Read a Great Beginner-Friendly ML Book
Before diving deep into machine learning, it helps to understand the basics of machine learning. A great book to start with is Hands-On Machine Learning by Aurélien Géron.
- It covers real-world machine learning workflows, including data preprocessing.
- The explanations are clear and beginner-friendly.
- It includes Python code examples so you can follow along and practice.
Read the book before jumping into complex projects—it will help you understand many of the machine learning models used today.
Start with Kaggle
One of the best places to learn and practice machine learning is Kaggle. Kaggle is a website where you can:
- Find real-world datasets for free.
- Solve machine learning challenges (some with prize money!).
- See how experienced data scientists approach problems—you can study their solutions and improve your skills.
Instead of struggling to find data, Kaggle provides ready-to-use datasets in various domains—healthcare, finance, sports, and even fun topics like movie ratings and music preferences. It’s a hands-on way to learn without getting stuck in the data collection phase.
Pick a simple dataset on Kaggle and try to clean, analyze, and visualize it using Python. Pandas is a great tool for this!
Build Your First Data Collection Project
Once you’ve read a bit about ML and practiced on Kaggle, the next step is to collect your own dataset and train a machine learning model on that dataset.
Example Project: Collect movie scripts and train a text-generation model!
Here’s how Mislav Jurić did in his project: Movie Script Generator Using GPT-2.
- Found a movie scripts database online.
- Used web scraping (Scrapy) to collect the movie scripts.
- Trained a GPT-2 model on the data to generate new movie scripts.

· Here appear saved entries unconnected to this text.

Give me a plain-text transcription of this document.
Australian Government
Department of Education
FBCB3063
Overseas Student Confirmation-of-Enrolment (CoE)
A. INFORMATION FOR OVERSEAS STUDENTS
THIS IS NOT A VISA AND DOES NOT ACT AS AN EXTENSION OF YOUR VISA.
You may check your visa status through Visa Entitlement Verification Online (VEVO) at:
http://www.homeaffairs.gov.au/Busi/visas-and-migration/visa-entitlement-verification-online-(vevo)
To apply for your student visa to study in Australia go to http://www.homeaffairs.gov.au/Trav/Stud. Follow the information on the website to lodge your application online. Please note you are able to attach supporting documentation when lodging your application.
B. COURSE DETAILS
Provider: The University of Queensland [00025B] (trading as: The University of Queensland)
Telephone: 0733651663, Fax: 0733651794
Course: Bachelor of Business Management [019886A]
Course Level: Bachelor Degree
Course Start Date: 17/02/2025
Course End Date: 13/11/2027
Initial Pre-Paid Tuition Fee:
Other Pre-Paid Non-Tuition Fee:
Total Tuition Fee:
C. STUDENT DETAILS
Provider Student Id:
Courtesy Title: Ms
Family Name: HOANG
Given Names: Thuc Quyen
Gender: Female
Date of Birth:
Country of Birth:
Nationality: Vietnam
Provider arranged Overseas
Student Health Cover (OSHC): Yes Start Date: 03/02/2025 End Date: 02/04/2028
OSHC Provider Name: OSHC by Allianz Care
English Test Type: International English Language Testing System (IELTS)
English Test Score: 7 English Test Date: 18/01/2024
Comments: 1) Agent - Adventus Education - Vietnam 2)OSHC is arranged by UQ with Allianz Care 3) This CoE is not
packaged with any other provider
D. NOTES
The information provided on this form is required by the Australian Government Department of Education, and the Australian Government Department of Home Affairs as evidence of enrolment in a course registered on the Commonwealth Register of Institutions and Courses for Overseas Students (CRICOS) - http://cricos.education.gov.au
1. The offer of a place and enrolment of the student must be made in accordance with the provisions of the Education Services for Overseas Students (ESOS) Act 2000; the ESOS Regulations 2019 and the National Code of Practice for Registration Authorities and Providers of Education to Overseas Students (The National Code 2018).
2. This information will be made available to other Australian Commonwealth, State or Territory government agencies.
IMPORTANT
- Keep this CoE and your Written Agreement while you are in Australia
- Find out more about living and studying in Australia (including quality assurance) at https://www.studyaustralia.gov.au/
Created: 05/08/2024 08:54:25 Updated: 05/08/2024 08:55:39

Start small—don’t try to collect massive datasets right away. Choose a fun dataset so you stay motivated while learning.
Also read: Web Scraping With Proxies
Conclusions on Collecting Data for Machine Learning
If there’s one thing you should take away from this guide, it’s this: data quality is king.
You can have the most advanced machine learning model, fine-tuned with the latest techniques, but if it’s trained on bad data, it’s going to fail. No exceptions.
What’s the fix? Collecting data the right way from the start. Don’t just grab whatever data is available. Think about what’s truly representative of your problem. Involve domain experts who can spot issues in your dataset that an algorithm never will.
A mediocre model trained on a high-quality, well-balanced dataset will always outperform a powerful model trained on garbage data.
So, take the time to collect, clean, and validate your data properly. Your future ML model and your sanity will thank you.